The MBLM here collects data every second, and updates the average data every four minutes. Installed right in front of the department along with the AWS, this is a 15-metre mast that began functioning in December last.

There are 25 MBMLs across the country, of which six are in Bangalore, monitored by the ISRO. Besides the one at the university, four others are stationed at Marathahalli, Yelahanka, Byalalu, Mysore Road and Koramangala.

The stations aid in measuring temperature, relative humidity, wind speed and direction, sunshine durations, net incoming solar radiation, atmospheric pressure and rainfall within the limits of the particular station. These weather stations are also used to measure soil temperature and moisture up to 100 cm beneath the earth’s surface. 

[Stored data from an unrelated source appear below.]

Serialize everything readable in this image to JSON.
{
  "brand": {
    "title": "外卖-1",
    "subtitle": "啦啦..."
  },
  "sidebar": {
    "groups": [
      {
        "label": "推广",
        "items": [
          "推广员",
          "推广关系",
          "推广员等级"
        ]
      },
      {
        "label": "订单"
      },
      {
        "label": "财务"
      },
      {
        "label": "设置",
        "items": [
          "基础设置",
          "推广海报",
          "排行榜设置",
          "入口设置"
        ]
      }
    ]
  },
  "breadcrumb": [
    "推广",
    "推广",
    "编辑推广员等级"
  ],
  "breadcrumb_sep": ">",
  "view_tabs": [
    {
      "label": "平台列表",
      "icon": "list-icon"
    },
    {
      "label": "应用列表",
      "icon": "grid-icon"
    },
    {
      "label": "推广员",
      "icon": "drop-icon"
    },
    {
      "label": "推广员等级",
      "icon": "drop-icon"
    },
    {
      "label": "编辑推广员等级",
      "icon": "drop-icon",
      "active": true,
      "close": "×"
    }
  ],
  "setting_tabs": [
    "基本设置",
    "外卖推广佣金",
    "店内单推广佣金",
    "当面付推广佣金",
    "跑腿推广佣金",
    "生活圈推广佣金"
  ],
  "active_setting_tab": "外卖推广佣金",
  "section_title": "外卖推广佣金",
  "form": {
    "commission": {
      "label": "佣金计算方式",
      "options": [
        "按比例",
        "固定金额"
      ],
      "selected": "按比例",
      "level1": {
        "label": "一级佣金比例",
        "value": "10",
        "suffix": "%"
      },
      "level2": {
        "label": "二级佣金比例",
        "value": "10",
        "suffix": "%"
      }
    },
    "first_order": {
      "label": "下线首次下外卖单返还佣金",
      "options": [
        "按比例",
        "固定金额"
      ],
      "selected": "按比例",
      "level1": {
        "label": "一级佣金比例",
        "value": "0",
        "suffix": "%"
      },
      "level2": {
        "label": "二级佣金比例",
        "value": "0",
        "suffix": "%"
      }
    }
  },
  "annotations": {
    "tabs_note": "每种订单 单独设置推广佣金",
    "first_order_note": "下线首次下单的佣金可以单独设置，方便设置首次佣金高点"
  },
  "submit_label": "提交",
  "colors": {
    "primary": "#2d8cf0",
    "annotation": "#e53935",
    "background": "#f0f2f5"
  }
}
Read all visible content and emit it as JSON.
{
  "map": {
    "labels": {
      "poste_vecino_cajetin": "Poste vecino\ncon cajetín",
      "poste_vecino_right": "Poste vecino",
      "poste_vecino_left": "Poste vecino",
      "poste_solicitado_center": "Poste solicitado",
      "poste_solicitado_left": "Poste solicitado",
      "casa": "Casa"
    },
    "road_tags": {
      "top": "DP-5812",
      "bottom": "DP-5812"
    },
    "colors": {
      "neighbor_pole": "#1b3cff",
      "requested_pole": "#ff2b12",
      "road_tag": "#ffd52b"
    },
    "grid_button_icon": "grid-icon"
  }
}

Kamsali Nagaraj, Assistant Professor in the Bangalore University Physics Department, says the weather stations have helped gauge the urban climatology, climate change in the long run, onset and withdrawal of monsoon, cloud coverage and thunderstorm activity related to the City. The observations made at the two stations in the university can be used to determine weather for an area up to 30 km around the stations. For smaller towns, one station would be sufficient. For places such as Bangalore with different terrains and varied vehicular density, a number of stations are required, says Nagaraj.

The two stations were funded by ISRO as part of its Atmospheric Science programme in collaboration with the university. Students pursuing Atmospheric and Space Sciences use the observations for their study as well.